Baby P trial sparks rise in Trust’s child cases

The number of children referred to social services in the South Eastern Trust has doubled since the death of Baby P in 2007 — and figures are expected to climb even higher this year.

According to Trust figures, the number of children referred to social services this year will jump to over 5,000, from 3,737 in 2006/07.

The figures have come to light as it emerged the number of number of children on the child protection register in Northern Ireland has jumped by 20%.

The number of children on the register in the South Eastern Trust has also risen since 2006/07, from 431, with projected figures for the current year standing at 608 — a 41% increase following the scandal which arose from the handling of the Baby P case by Haringey Council.

Peter Connelly, also known as Baby P, was just 17-months-old when he died in London after suffering more than 50 injuries over an eight-month period, during which he was repeatedly seen by social services.

Haringey Council came under fire during the subsequent media storm with the head of the council’s children’s services, Ulster-born Sharon Shoesmith, losing her job.

Anne Marie Dooey, a 24-year-old social worker employed by the South Eastern Trust, spoke about the challenges facing her profession amid an unprecedented number of children being referred to social services.

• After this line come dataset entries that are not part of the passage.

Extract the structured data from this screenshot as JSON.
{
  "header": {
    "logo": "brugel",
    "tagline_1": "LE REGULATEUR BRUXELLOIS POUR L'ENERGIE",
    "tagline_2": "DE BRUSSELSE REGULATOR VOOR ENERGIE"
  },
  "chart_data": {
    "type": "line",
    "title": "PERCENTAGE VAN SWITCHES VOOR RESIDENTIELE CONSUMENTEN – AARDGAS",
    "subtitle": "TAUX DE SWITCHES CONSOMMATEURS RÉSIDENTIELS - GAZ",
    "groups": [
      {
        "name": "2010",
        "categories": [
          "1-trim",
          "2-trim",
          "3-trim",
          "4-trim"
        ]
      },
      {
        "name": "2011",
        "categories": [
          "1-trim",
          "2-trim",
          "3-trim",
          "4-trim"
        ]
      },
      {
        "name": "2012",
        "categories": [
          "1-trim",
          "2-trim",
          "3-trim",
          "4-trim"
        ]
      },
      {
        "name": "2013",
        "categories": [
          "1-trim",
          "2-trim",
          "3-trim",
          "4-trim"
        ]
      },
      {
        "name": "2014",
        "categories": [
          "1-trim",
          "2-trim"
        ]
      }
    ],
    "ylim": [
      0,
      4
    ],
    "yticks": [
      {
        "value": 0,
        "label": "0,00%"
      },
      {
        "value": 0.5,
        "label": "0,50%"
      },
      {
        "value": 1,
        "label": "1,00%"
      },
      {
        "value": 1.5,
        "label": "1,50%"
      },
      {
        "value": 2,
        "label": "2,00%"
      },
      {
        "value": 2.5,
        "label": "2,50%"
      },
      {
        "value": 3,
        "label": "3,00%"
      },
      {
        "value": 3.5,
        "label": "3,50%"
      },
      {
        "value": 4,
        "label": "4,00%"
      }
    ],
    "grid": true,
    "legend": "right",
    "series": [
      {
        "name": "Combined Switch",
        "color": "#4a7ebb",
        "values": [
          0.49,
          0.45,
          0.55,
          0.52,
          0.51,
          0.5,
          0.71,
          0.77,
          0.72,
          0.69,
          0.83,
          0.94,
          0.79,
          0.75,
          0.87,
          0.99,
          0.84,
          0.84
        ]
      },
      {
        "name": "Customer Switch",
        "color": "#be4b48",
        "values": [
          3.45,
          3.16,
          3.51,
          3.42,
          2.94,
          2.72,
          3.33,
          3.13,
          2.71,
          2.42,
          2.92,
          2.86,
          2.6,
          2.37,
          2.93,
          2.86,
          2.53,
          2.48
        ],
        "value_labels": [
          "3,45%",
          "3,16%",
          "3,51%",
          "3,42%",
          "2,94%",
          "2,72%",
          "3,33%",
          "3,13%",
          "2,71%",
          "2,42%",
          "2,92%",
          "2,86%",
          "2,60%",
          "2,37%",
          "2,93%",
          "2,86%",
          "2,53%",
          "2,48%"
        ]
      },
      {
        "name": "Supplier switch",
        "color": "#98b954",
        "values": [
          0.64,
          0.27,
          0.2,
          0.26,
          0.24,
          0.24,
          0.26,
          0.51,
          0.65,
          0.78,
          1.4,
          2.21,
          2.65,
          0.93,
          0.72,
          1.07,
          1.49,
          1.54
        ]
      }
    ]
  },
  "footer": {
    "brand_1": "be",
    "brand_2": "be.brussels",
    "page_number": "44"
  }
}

“I suppose becoming a social worker was about getting a job where I could help people and work with different people and children,” she said.

“I didn’t want to do an office-based job so when I left school I did a degree in social work at Queen’s.

“I was aware of the negative views about the profession but I don’t think I realised the degree |of negativity until I got into the job.

”You never know what reception you are going to get when you first make contact.

“It is about building up trust so you can work with people and the longer you are in the job the more confident you become and better able to get across that you are there to help the children.”